Son dönemde ‘İyi biri’ olmaya denk manada ‘Hizmettenim’ algısı da bizi yanıltıyor gibi geliyor bana. Sizlerin de gördüğü ve bizzat kendinizden de bildiğiniz üzere sadece bu daireden olmak bizleri kurtarmayabilir. Mesul olduğumuz çocuklarımıza bu yaşantıyla bir şey sunma, onların elinde tutma gibi bir şansımız da olmaz kesinlikle. Hayatımızda dua, Kur’an, Risale, görülünce Allah’ı hatırlatan ve saygı gösterip kulluk vazifelerini onlar vesilesiyle yapmaya davet eden şeair-i İslam’ı temsil eden simgeler, teheccüd, Cevşen, meal yeteri kadar yoksa ‘ben hizmettenim’ demenin hiçbir anlamı yoktur. İşte bu söylem ve kabul bizi ileride çok derin bir inkisara uğratabilir maalesef.
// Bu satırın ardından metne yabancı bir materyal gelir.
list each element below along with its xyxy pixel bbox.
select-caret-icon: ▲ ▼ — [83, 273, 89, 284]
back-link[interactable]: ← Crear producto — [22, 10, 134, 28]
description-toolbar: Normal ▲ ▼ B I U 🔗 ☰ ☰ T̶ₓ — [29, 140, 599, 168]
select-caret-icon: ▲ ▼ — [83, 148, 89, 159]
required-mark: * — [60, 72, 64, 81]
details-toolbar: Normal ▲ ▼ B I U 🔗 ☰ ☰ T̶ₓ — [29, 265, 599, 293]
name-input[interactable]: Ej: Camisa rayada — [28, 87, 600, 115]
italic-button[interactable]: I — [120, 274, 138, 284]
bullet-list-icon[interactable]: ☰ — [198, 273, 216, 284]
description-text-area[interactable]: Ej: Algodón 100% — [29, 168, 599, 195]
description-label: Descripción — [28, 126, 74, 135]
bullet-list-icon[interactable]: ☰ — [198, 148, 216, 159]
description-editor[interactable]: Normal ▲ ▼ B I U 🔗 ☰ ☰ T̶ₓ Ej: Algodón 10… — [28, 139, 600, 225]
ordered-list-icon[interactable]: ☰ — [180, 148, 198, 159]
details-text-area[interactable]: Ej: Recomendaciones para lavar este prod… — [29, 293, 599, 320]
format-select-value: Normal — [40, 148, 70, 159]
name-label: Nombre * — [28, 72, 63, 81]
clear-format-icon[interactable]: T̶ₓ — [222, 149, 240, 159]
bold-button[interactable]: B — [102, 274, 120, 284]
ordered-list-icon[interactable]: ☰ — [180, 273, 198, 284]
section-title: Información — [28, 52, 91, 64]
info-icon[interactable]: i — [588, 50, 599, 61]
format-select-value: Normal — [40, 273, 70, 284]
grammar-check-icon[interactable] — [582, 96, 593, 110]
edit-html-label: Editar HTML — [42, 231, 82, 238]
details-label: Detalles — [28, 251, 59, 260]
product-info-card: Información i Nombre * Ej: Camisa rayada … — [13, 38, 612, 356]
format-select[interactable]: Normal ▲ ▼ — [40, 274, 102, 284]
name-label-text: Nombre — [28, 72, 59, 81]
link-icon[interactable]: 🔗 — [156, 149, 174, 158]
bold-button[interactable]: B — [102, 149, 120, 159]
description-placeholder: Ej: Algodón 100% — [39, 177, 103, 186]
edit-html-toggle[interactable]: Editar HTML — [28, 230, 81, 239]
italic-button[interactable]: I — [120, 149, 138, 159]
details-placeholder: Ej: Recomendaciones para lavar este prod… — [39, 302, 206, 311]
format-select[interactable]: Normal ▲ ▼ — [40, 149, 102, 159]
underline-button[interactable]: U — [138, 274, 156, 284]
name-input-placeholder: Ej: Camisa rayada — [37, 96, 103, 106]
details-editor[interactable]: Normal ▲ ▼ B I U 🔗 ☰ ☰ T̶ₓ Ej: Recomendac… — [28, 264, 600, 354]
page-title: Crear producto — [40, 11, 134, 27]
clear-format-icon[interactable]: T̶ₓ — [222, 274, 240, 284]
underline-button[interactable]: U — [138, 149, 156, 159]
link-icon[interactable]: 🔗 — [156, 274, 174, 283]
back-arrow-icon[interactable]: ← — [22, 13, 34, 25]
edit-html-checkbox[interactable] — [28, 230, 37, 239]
O yüzden kendimizle yüzleşmekte fayda var. Ki bu yüzleşme kolay da değil. Zira “Türkiye’de halkın %76’sının geçmişle yüzleşmemeliyiz.” dediği bir gerçekken.

Temsil noktasında Hocaefendi; Cenab-ı Hakk, Hazreti İsa’ya “Ya İsa, önce nefsine va’z et. Eğer o kabul ederse, sonra insanlara nasihatte bulun! Yoksa (nefsinin kabullenmediği şeyleri başkalarına anlatma hususunda) benden utan!” diye biz anne babalara da ikaz ediyor. Ve çocukların eğitimi ile alakalı da onların bizlere “Artık kulaklarım doydu. Fakat gözlerim aç. İslam’ın lafını eden değil, onu yaşayan insan görmek istiyorum.”  dediklerini aktarıyor.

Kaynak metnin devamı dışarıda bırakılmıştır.